Considering Yeast Expression Plasmids
To determine which restriction sites to use for cloning (RS1 and RS3 in Figure 1), we need to know the MCS of the expression plasmids we are going to use.
One of these plasmids will probably of the pCM180-5 series, which are centromeric plasmids with TRP1 marker, and with a doxycycline repressible promoter [Gari et al 1996].
The other plasmid we might use is pEG202, with a 2 ori, HIS3 marker and a constitutive promoter (PADH1).
Comparing Figure 3 and Figure 4, BamHI and NotI appear in both MCS in the same order, so they are good candidates for RS1 and RS3 (Figure 1) respectively.
We will probably need to clone the construct in a general purpose plasmid for manipulation. For instance, to remove the trojan we need to clone the construct into a plasmid, cut it with the RE of RS2, precipitate the DNA (to get rid of the trojan fragment), and religate. For this to work we have to make sure that there is no RS2 in the vector. A common vector for this is pBluescript, wich has the MCS shown in Figure 5.
Considering RFC10 assembly standard restriction enzymes
The restriction sites used for RS1-3 have to be different from the ones used in the BioBricks standard. The standard RE for BioBricks are EcoRI, NotI, XbaI, SpeI and PstI.
Unfortunately, NotI was our candidate for RS3, so we have a problem here. There are different solutions.

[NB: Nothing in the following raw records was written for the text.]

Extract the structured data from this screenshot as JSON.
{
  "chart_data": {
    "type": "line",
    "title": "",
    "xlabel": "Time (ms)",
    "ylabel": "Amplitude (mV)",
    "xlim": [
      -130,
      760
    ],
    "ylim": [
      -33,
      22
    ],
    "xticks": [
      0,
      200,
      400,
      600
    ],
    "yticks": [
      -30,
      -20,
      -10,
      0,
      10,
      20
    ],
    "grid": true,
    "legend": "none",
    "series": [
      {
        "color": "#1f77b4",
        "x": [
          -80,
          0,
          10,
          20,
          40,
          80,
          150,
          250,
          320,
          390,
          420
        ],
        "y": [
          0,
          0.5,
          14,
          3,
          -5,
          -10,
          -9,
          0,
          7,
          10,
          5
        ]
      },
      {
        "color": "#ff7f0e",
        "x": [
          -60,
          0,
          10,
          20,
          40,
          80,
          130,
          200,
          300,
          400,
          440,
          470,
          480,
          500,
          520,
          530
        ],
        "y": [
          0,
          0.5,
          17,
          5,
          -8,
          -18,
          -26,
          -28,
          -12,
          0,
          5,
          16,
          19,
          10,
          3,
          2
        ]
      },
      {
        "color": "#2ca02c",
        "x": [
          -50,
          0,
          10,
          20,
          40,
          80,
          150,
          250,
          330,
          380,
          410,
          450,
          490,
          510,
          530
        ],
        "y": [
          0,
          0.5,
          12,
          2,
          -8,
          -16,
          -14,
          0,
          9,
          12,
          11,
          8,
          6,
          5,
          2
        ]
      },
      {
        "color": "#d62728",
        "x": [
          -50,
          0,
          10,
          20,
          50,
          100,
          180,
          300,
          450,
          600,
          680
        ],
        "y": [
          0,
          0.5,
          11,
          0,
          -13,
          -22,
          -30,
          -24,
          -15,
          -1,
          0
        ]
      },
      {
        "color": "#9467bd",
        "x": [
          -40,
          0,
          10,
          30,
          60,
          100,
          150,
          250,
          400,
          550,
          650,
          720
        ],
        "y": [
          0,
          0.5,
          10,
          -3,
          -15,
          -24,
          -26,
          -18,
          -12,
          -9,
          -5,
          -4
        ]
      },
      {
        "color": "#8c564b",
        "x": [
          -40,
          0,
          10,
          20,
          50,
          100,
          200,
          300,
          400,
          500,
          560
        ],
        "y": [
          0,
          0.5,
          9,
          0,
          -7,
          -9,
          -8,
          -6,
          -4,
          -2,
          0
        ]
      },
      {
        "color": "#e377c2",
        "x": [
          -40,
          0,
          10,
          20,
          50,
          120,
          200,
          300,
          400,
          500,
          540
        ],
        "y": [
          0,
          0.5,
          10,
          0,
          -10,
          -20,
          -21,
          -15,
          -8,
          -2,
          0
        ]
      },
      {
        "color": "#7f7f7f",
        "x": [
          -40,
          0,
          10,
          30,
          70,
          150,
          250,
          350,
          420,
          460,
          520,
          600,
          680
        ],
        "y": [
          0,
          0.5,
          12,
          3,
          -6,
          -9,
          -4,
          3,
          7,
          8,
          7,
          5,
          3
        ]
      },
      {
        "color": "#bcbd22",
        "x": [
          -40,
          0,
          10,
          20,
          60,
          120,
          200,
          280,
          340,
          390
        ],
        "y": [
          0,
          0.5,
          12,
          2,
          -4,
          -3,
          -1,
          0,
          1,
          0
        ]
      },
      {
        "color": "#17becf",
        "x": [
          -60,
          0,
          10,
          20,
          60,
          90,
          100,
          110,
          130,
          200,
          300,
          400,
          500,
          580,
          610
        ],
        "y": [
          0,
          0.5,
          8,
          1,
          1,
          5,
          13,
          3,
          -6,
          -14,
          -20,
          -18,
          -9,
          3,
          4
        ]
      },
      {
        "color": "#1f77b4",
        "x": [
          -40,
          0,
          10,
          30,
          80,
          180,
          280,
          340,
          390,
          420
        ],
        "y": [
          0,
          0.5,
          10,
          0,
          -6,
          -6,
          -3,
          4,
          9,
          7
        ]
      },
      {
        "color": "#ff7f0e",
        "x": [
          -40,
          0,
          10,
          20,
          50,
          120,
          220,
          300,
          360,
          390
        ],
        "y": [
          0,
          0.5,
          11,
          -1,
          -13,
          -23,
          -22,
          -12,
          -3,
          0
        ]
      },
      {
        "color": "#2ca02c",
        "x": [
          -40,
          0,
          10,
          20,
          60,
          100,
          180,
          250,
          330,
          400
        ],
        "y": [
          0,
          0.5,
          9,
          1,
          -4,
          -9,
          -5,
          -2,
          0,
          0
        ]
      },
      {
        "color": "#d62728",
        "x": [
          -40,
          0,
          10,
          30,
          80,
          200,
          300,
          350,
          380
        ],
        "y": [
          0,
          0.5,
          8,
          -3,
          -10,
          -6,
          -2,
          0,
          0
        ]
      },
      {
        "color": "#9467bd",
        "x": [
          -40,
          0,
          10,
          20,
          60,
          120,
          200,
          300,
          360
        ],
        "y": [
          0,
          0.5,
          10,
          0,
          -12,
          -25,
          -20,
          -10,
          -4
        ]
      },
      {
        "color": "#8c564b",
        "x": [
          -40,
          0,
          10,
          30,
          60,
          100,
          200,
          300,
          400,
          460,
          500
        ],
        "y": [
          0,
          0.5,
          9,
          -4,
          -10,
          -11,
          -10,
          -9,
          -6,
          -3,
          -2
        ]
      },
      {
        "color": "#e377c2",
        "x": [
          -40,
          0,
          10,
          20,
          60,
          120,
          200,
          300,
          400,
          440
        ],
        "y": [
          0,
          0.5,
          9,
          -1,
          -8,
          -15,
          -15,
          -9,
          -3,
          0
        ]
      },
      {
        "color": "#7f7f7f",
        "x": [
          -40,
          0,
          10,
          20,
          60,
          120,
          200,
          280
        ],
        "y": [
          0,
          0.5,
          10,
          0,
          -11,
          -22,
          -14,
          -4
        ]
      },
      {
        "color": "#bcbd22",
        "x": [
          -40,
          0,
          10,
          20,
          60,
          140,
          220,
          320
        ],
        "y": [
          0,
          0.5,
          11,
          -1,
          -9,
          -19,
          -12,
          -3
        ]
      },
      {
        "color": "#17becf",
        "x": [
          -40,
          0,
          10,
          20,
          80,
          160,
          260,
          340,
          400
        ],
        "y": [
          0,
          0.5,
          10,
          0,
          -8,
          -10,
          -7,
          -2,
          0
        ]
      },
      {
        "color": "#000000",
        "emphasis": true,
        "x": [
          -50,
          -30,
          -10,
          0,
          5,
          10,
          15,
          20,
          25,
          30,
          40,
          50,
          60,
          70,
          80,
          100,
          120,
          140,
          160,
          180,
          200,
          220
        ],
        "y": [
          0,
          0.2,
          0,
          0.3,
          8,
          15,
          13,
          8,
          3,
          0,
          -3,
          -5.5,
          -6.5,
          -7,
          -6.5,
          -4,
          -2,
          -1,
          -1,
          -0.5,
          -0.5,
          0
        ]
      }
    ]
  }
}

We can either use two restriction sites instead of RS3, one for each plasmid, or we can change the BioBrick standard to something like RFC[21] (Berkeley standard) that has no NotI restriction site.
An other option would be to use the restriction sites in the prefix and suffix to clone the construct into the expression plasmid. This is appealing because we don´t need new REs. Anyhow we would need to include a RS in the 5’ end to be able to directionally clone into pCM180. The new design would look something like Figure 6.
If we make RS4 a BamHI site, we can directionally clone the construct into both plasmids (pCM180 and pEG202 ) by cutting with BamHI and NotI. In this design we would not need RS1 and RS3, but we can include them just in case we need to clone them into an other vector.
Regarding RS2 we need a restriction enzyme that produces cohesive ends, codes for acceptable amino acids, is easily available and not used in an other part of the construct. Some candidate RE are listed in Table 9.
R. Enzyme | R. Site sequence | Overhang | Codes for |
---|---|---|---|
HindIII | A/AGCTT | AGCT | Lys-Leu (KL) |
XhoI | C/TCGAG | TCGA | Leu-Glu (LE) |
Probably any of them will work, but the trojan peptide needs to be basic so the HindIII site looks better suited.
If we want to remove the trojan, we will have to clone the construct into a vector with no HindIII site. One way to do this is to clone it into pBluescript in such a way that the HindIII restriction site of the MCS is removed.
Looking at Figure 5 we can see that if we cut pBluescript with XhoI and PstI, the HindIII site is removed. If we make RS1 -> XhoI (which is easily available) we can cut the construct with these same enzymes and directionally clone it into pBluescript.
Most likely we wont use RS3, but we can assign it a restriction site just in case. For example NcoI could be used instead of NotI to do the directional cloning into pEG202.
Final selection
Taking in count everything we mentioned above, this is the final selection restriction enzymes we are going to use. Refer to Figure 1 to check localization of each restriction site.
RS# | R. Enzyme | R. Site Sequence |
---|---|---|
RS1 | XhoI | C/TCGAG |
RS2 | HindIII | A/AGCTT |
RS3 | NcoI | C/CATGG |
RS4 | BamHI | G/GATCC |
Additional notes
When we order the construct we will probably have to specify in which vector we want it shipped. RS3 (and perhaps RS1) could be changed depending on this vector. For example we could order the gene in pBluescript, in which case it might be convenient to make RS3 -> SacI. For other plasmids other RS might be needed, but if possible it would be convenient to retain RS1 -> XhoI that allows us to clone the gene into pBluescript as described above.